A loan extension may be an option for borrowers with LTVs between 80 percent and 100 percent who can prove that they have tried to get a new loan and been unable to — and believe that they will be able to pay off the loan if a few years are added to the loan term. Keep in mind that extensions of CMBS loans should be viewed as a last resort, however, as special servicers often charge a 1 percent fee for each year extended, and may require a paydown of as much as 10 percent for each year extended.

For borrowers with an LTV higher than 100 percent, there are a few options, although all are rather unpleasant:

  • Seek a discounted payoff of the loan. The discounted payoff will likely be for the full market value of the property, so getting a new loan for the property will not provide sufficient proceeds to pay off the loan.
  • Pay off the loan out of pocket.
  • Hand the property back via a deed in lieu of foreclosure, because CMBS loans are nonrecourse.
  • Sell the property via a short sale, if the special servicer allows it, which would avoid a deed in lieu foreclosure appearing on the borrower’s record.

These are basic, generalized options. For mortgage originators and their clients to truly understand their specific options regarding an overleveraged CMBS maturity, they must consider all of the following factors: the special servicer’s requirements, the controlling class certificate holder, the size of the loan and the future value of the property.

Inflexible maturity dates

A lesser-known fact about CMBS maturities is that the maturity date is critical. Many loans have an open period where the loan may be paid off with no penalty before the maturity date. The goal for borrowers is to hit that window perfectly: not a day before the open period starts and not a day after the maturity date. Otherwise, the borrower may be hit with large penalties.

Special servicers are obligated to maximize the recovery
to bondholders on a CMBS structure. 

To protect the bondholder’s investment, CMBS loans have some type of prepayment mechanism incorporated  into them. Typically, they include a yield-maintenance clause or defeasance. If there is a yield-maintenance clause, there will be much more flexibility on the payoff date, as long as the loan is paid off before the actual maturity date. In the worst-case scenario, borrowers who pay off the loan prior to the first day of the open period may also have to pay a few days of yield maintenance.

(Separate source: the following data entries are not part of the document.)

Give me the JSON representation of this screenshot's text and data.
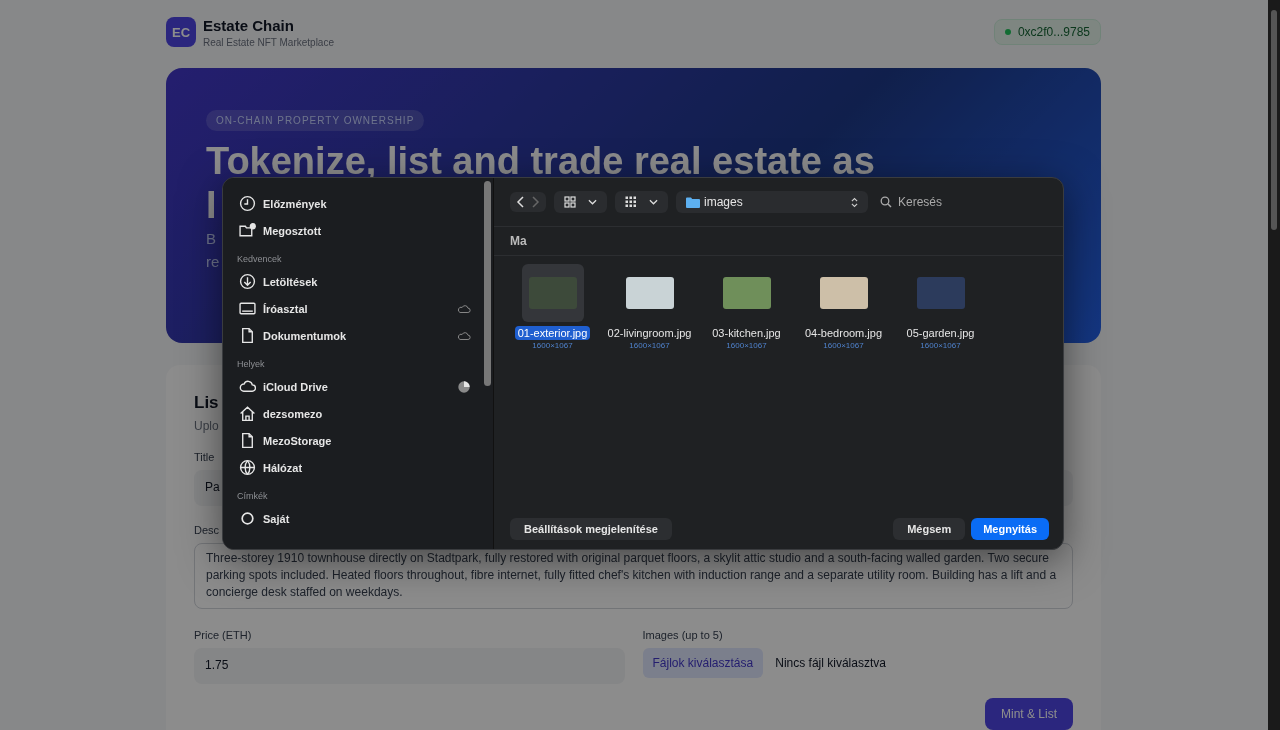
{
  "header": {
    "logo": "EC",
    "title": "Estate Chain",
    "subtitle": "Real Estate NFT Marketplace",
    "wallet": {
      "address": "0xc2f0...9785",
      "connected": true
    }
  },
  "hero": {
    "badge": "ON-CHAIN PROPERTY OWNERSHIP",
    "title_lines": [
      "Tokenize, list and trade real estate as",
      "I"
    ],
    "description_lines": [
      "B",
      "re"
    ]
  },
  "form": {
    "title": "Lis",
    "subtitle": "Uplo",
    "title_field": {
      "label": "Title",
      "value": "Pa"
    },
    "description_field": {
      "label": "Desc",
      "value": "Three-storey 1910 townhouse directly on Stadtpark, fully restored with original parquet floors, a skylit attic studio and a south-facing walled garden. Two secure parking spots included. Heated floors throughout, fibre internet, fully fitted chef's kitchen with induction range and a separate utility room. Building has a lift and a concierge desk staffed on weekdays."
    },
    "price_field": {
      "label": "Price (ETH)",
      "value": "1.75"
    },
    "images_field": {
      "label": "Images (up to 5)",
      "button": "Fájlok kiválasztása",
      "status": "Nincs fájl kiválasztva"
    },
    "submit": "Mint & List"
  },
  "dialog": {
    "sidebar": [
      {
        "items": [
          {
            "label": "Előzmények",
            "kind": "clock"
          },
          {
            "label": "Megosztott",
            "kind": "shared"
          }
        ]
      },
      {
        "heading": "Kedvencek",
        "items": [
          {
            "label": "Letöltések",
            "kind": "download"
          },
          {
            "label": "Íróasztal",
            "kind": "desktop",
            "in_cloud": true
          },
          {
            "label": "Dokumentumok",
            "kind": "document",
            "in_cloud": true
          }
        ]
      },
      {
        "heading": "Helyek",
        "items": [
          {
            "label": "iCloud Drive",
            "kind": "cloud",
            "syncing": true
          },
          {
            "label": "dezsomezo",
            "kind": "home"
          },
          {
            "label": "MezoStorage",
            "kind": "document"
          },
          {
            "label": "Hálózat",
            "kind": "globe"
          }
        ]
      },
      {
        "heading": "Címkék",
        "items": [
          {
            "label": "Saját",
            "kind": "tag"
          }
        ]
      }
    ],
    "location": "images",
    "search_placeholder": "Keresés",
    "group": "Ma",
    "files": [
      {
        "name": "01-exterior.jpg",
        "size": "1600×1067",
        "selected": true
      },
      {
        "name": "02-livingroom.jpg",
        "size": "1600×1067",
        "selected": false
      },
      {
        "name": "03-kitchen.jpg",
        "size": "1600×1067",
        "selected": false
      },
      {
        "name": "04-bedroom.jpg",
        "size": "1600×1067",
        "selected": false
      },
      {
        "name": "05-garden.jpg",
        "size": "1600×1067",
        "selected": false
      }
    ],
    "options_button": "Beállítások megjelenítése",
    "cancel_button": "Mégsem",
    "open_button": "Megnyitás"
  }
}
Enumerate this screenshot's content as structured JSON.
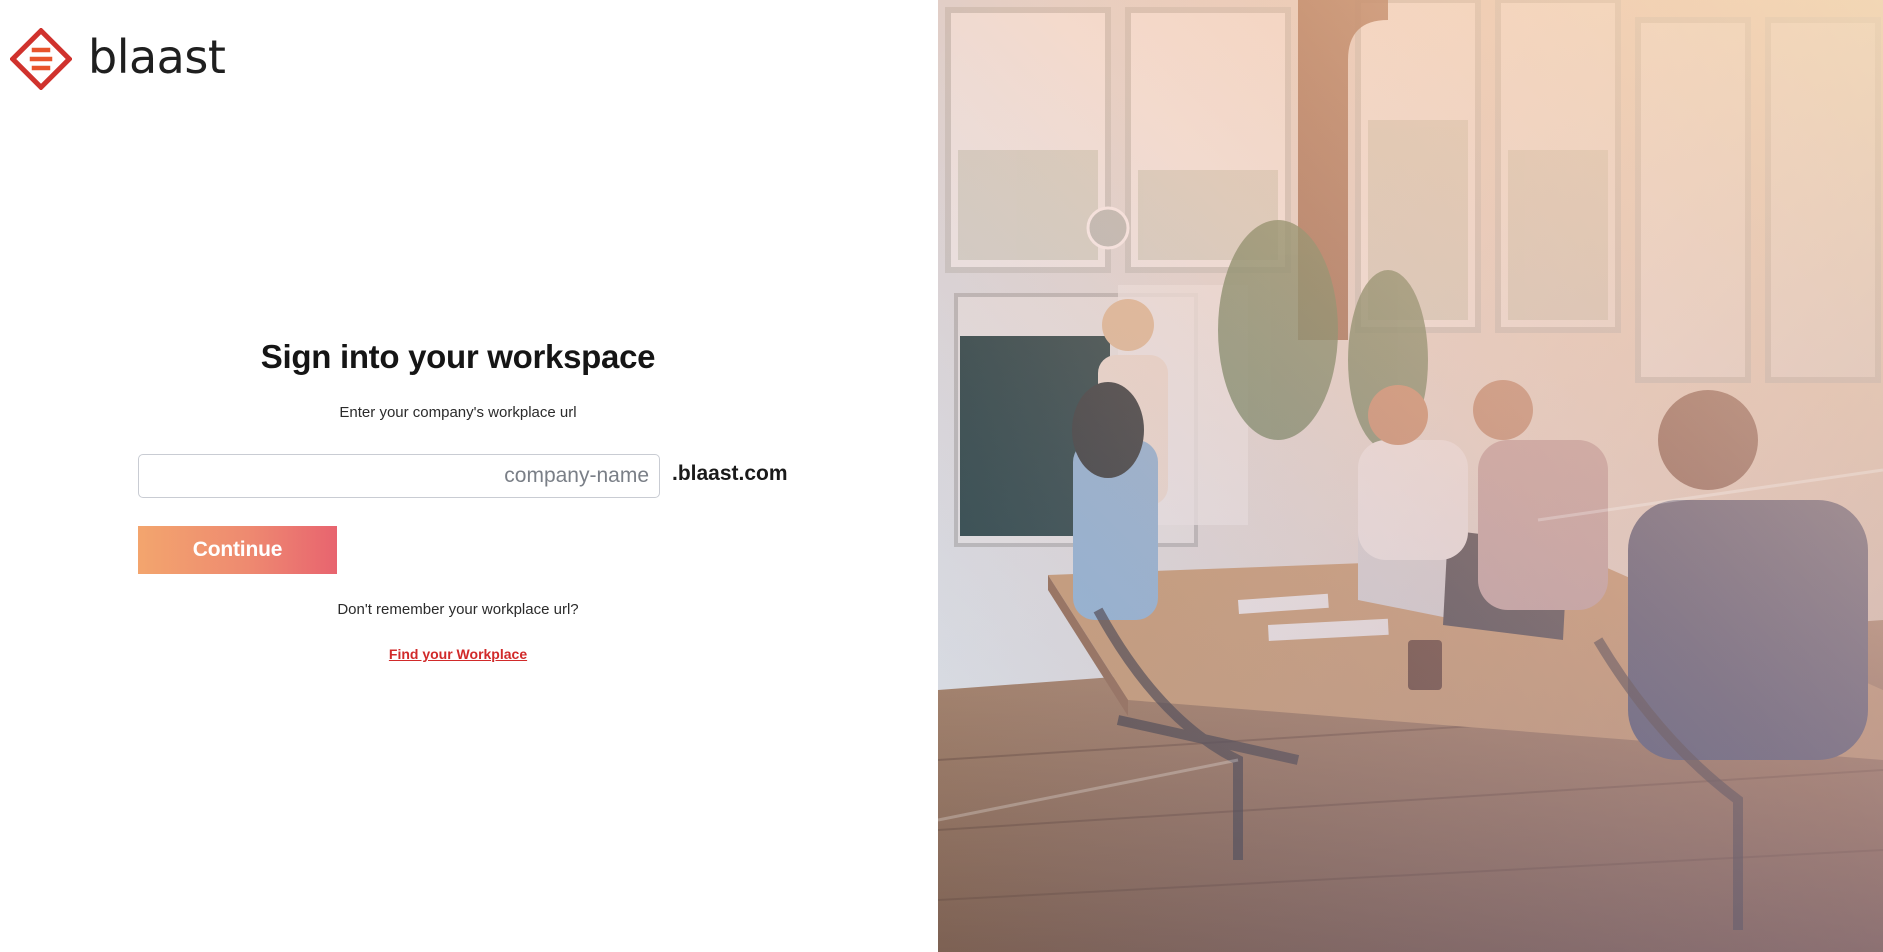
{
  "brand": {
    "name": "blaast",
    "logo_icon": "blaast-diamond-logo",
    "accent_color": "#d12a2a"
  },
  "signin": {
    "title": "Sign into your workspace",
    "subtitle": "Enter your company's workplace url",
    "url_input": {
      "value": "",
      "placeholder": "company-name"
    },
    "url_suffix": ".blaast.com",
    "continue_label": "Continue",
    "continue_gradient": [
      "#f3a56e",
      "#e8646f"
    ],
    "forgot_text": "Don't remember your workplace url?",
    "find_link_label": "Find your Workplace"
  },
  "hero_image": {
    "subject": "office-meeting-photo"
  }
}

In the case of a defeasance clause, borrowers who want to pay off, say, a day before the open period date would be subject to the cost of defeasance — which may be substantial, even for one day, depending on the price of U.S. Treasurys and the loan’s interest rate. Borrowers often mistakenly think they will have some flexibility on these dates, which is not the case.

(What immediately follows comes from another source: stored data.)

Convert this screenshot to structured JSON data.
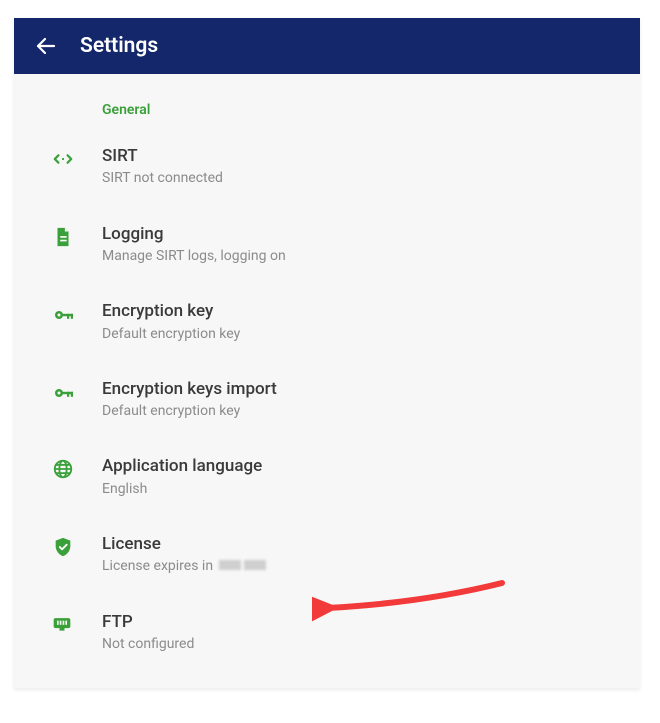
{
  "toolbar": {
    "title": "Settings"
  },
  "section": {
    "header": "General",
    "items": [
      {
        "icon": "data-transfer-icon",
        "title": "SIRT",
        "sub": "SIRT not connected"
      },
      {
        "icon": "document-icon",
        "title": "Logging",
        "sub": "Manage SIRT logs, logging on"
      },
      {
        "icon": "key-icon",
        "title": "Encryption key",
        "sub": "Default encryption key"
      },
      {
        "icon": "key-icon",
        "title": "Encryption keys import",
        "sub": "Default encryption key"
      },
      {
        "icon": "globe-icon",
        "title": "Application language",
        "sub": "English"
      },
      {
        "icon": "shield-check-icon",
        "title": "License",
        "sub": "License expires in ",
        "obscured": true
      },
      {
        "icon": "ethernet-icon",
        "title": "FTP",
        "sub": "Not configured"
      }
    ]
  },
  "colors": {
    "accent": "#3aa03a",
    "toolbar": "#15276b",
    "arrow": "#f23a3a"
  }
}
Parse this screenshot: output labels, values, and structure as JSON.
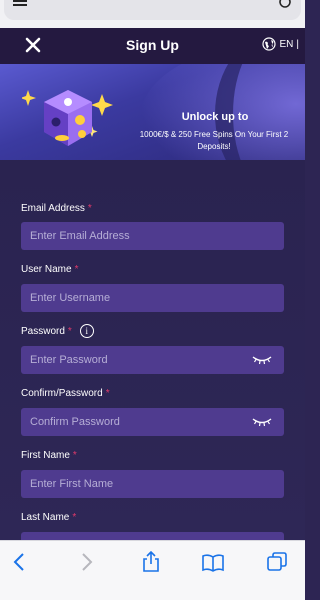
{
  "header": {
    "title": "Sign Up",
    "language": "EN"
  },
  "banner": {
    "headline": "Unlock up to",
    "subtext": "1000€/$ & 250 Free Spins On Your First 2 Deposits!"
  },
  "form": {
    "email": {
      "label": "Email Address",
      "placeholder": "Enter Email Address"
    },
    "username": {
      "label": "User Name",
      "placeholder": "Enter Username"
    },
    "password": {
      "label": "Password",
      "placeholder": "Enter Password"
    },
    "confirm_password": {
      "label": "Confirm/Password",
      "placeholder": "Confirm Password"
    },
    "first_name": {
      "label": "First Name",
      "placeholder": "Enter First Name"
    },
    "last_name": {
      "label": "Last Name"
    },
    "required_mark": "*",
    "info_glyph": "i"
  },
  "colors": {
    "header_bg": "#241940",
    "page_bg": "#2d2553",
    "field_bg": "#4f3b8f",
    "required": "#e23a6b",
    "browser_accent": "#1a73e8"
  },
  "icons": [
    "menu-icon",
    "reload-icon",
    "close-icon",
    "globe-icon",
    "dice-mascot-illustration",
    "eye-closed-icon",
    "info-icon",
    "back-icon",
    "forward-icon",
    "share-icon",
    "bookmarks-icon",
    "tabs-icon"
  ]
}
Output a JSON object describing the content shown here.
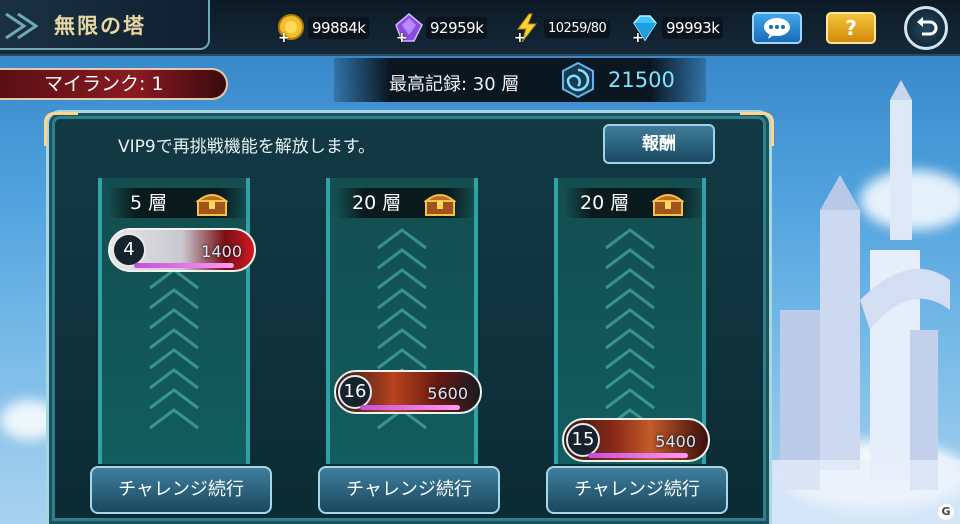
{
  "header": {
    "title": "無限の塔",
    "resources": [
      {
        "icon": "gold-coin-icon",
        "value": "99884k"
      },
      {
        "icon": "purple-gem-icon",
        "value": "92959k"
      },
      {
        "icon": "lightning-stamina-icon",
        "value": "10259/80"
      },
      {
        "icon": "diamond-icon",
        "value": "99993k"
      }
    ],
    "chat_icon": "chat-bubble-icon",
    "help_label": "?",
    "back_icon": "return-arrow-icon"
  },
  "rank": {
    "label": "マイランク: 1"
  },
  "record": {
    "label": "最高記録: 30 層",
    "value": "21500",
    "icon": "vortex-icon"
  },
  "panel": {
    "vip_text": "VIP9で再挑戦機能を解放します。",
    "reward_label": "報酬"
  },
  "columns": [
    {
      "floor": "5 層",
      "player_level": "4",
      "player_points": "1400",
      "challenge_label": "チャレンジ続行"
    },
    {
      "floor": "20 層",
      "player_level": "16",
      "player_points": "5600",
      "challenge_label": "チャレンジ続行"
    },
    {
      "floor": "20 層",
      "player_level": "15",
      "player_points": "5400",
      "challenge_label": "チャレンジ続行"
    }
  ],
  "colors": {
    "accent_gold": "#e9d7a2",
    "panel_border": "#a8d8de",
    "points_color": "#cfe9ff",
    "record_value": "#7fe3ff"
  }
}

The consequences of allowing the loan’s maturity date to pass are even worse. Technically, the borrower may be liable for a late fee equal to 5 percent of the entire principal balance in some cases, and default interest will start accruing on the day after the maturity date. In this case, it is possible to seek forbearance for a short period of time so that the loan may be paid off within 30 days of maturity, but it must be officially requested and then approved, and there is no guarantee it will be.

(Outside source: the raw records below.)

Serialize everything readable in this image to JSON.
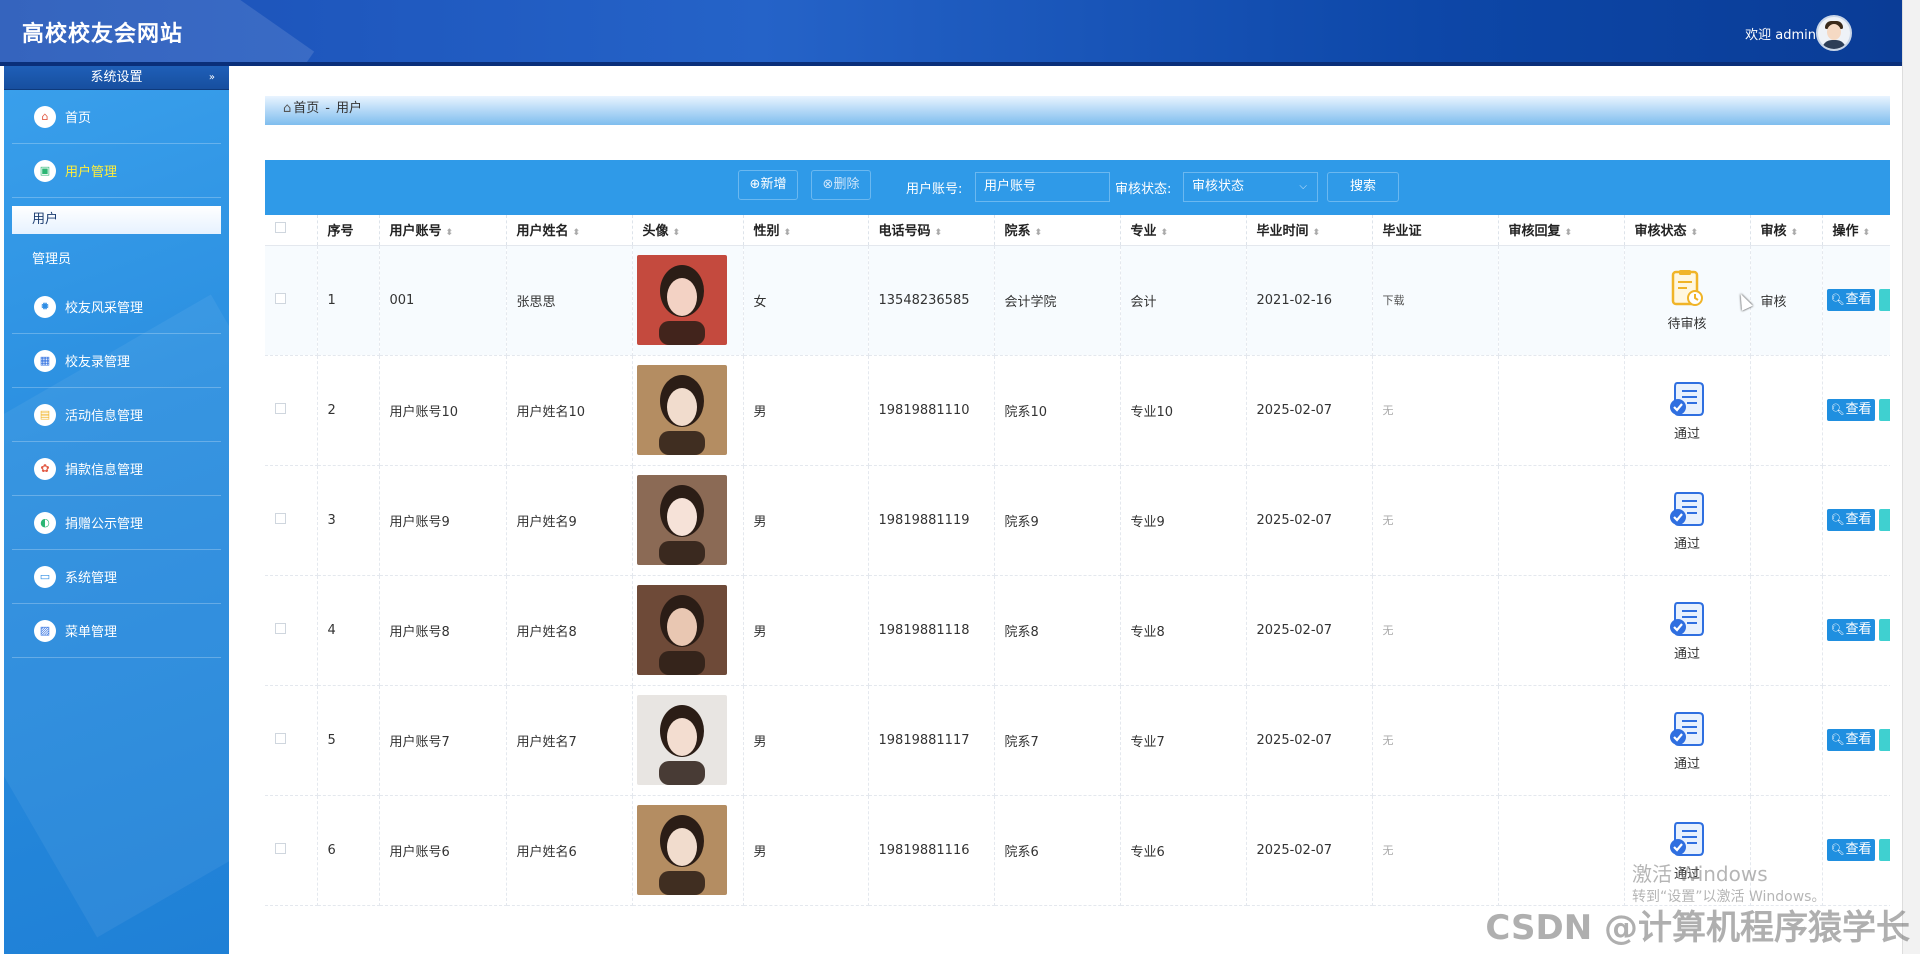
{
  "header": {
    "site_title": "高校校友会网站",
    "welcome": "欢迎 admin"
  },
  "sidebar": {
    "section_title": "系统设置",
    "items": [
      {
        "label": "首页",
        "icon": "home-icon",
        "color": "#e25b45"
      },
      {
        "label": "用户管理",
        "icon": "user-manage-icon",
        "color": "#2bb673",
        "active": true
      },
      {
        "label": "校友风采管理",
        "icon": "gear-icon",
        "color": "#2f8de4"
      },
      {
        "label": "校友录管理",
        "icon": "grid-icon",
        "color": "#2f6fe0"
      },
      {
        "label": "活动信息管理",
        "icon": "tiles-icon",
        "color": "#f0b428"
      },
      {
        "label": "捐款信息管理",
        "icon": "flower-icon",
        "color": "#e25b45"
      },
      {
        "label": "捐赠公示管理",
        "icon": "toggle-icon",
        "color": "#2bb673"
      },
      {
        "label": "系统管理",
        "icon": "window-icon",
        "color": "#2f8de4"
      },
      {
        "label": "菜单管理",
        "icon": "crop-icon",
        "color": "#2f6fe0"
      }
    ],
    "sub_items": [
      {
        "label": "用户",
        "selected": true
      },
      {
        "label": "管理员"
      }
    ]
  },
  "breadcrumb": {
    "home": "首页",
    "separator": "-",
    "current": "用户"
  },
  "toolbar": {
    "add_label": "新增",
    "delete_label": "删除",
    "account_label": "用户账号:",
    "account_placeholder": "用户账号",
    "status_label": "审核状态:",
    "status_placeholder": "审核状态",
    "search_label": "搜索"
  },
  "table": {
    "columns": [
      "序号",
      "用户账号",
      "用户姓名",
      "头像",
      "性别",
      "电话号码",
      "院系",
      "专业",
      "毕业时间",
      "毕业证",
      "审核回复",
      "审核状态",
      "审核",
      "操作"
    ],
    "rows": [
      {
        "no": "1",
        "account": "001",
        "name": "张思思",
        "gender": "女",
        "phone": "13548236585",
        "dept": "会计学院",
        "major": "会计",
        "grad": "2021-02-16",
        "cert": "下载",
        "reply": "",
        "status": "待审核",
        "audit": "审核",
        "action": "查看",
        "avatar_bg": "#c44a3e",
        "avatar_face": "#f3d2c4"
      },
      {
        "no": "2",
        "account": "用户账号10",
        "name": "用户姓名10",
        "gender": "男",
        "phone": "19819881110",
        "dept": "院系10",
        "major": "专业10",
        "grad": "2025-02-07",
        "cert": "无",
        "reply": "",
        "status": "通过",
        "audit": "",
        "action": "查看",
        "avatar_bg": "#b48d62",
        "avatar_face": "#f1dccd"
      },
      {
        "no": "3",
        "account": "用户账号9",
        "name": "用户姓名9",
        "gender": "男",
        "phone": "19819881119",
        "dept": "院系9",
        "major": "专业9",
        "grad": "2025-02-07",
        "cert": "无",
        "reply": "",
        "status": "通过",
        "audit": "",
        "action": "查看",
        "avatar_bg": "#8b6a55",
        "avatar_face": "#f6e2d8"
      },
      {
        "no": "4",
        "account": "用户账号8",
        "name": "用户姓名8",
        "gender": "男",
        "phone": "19819881118",
        "dept": "院系8",
        "major": "专业8",
        "grad": "2025-02-07",
        "cert": "无",
        "reply": "",
        "status": "通过",
        "audit": "",
        "action": "查看",
        "avatar_bg": "#6e4a38",
        "avatar_face": "#e9c7b2"
      },
      {
        "no": "5",
        "account": "用户账号7",
        "name": "用户姓名7",
        "gender": "男",
        "phone": "19819881117",
        "dept": "院系7",
        "major": "专业7",
        "grad": "2025-02-07",
        "cert": "无",
        "reply": "",
        "status": "通过",
        "audit": "",
        "action": "查看",
        "avatar_bg": "#e8e5e2",
        "avatar_face": "#f3ddd0"
      },
      {
        "no": "6",
        "account": "用户账号6",
        "name": "用户姓名6",
        "gender": "男",
        "phone": "19819881116",
        "dept": "院系6",
        "major": "专业6",
        "grad": "2025-02-07",
        "cert": "无",
        "reply": "",
        "status": "通过",
        "audit": "",
        "action": "查看",
        "avatar_bg": "#b48d62",
        "avatar_face": "#f1dccd"
      }
    ]
  },
  "overlays": {
    "win_activate": "激活 Windows",
    "win_hint": "转到“设置”以激活 Windows。",
    "csdn": "CSDN @计算机程序猿学长"
  }
}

The safest strategy is for borrowers to plan to pay off their loans between the open period noted in the loan document and their maturity date — not a day before or a day after. If the loan cannot be paid off in full, borrowers should seek the advice of a knowledgeable borrower advocate nearly a year ahead of the maturity date to fully understand all of their options and have time to act on them.

•  •  •

The overleveraged CMBS loans that were originated in the more optimistic, precrash years of 2005 to 2007 didn’t just go away. Mortgage brokers should be aware that their clients affected by the CMBS originations from this period who aren’t preparing for their impeding maturities risk painful financial consequences in the next few years. Don’t be caught off guard — there’s still time to prepare, but time is of the essence when it comes to the impending CMBS maturities.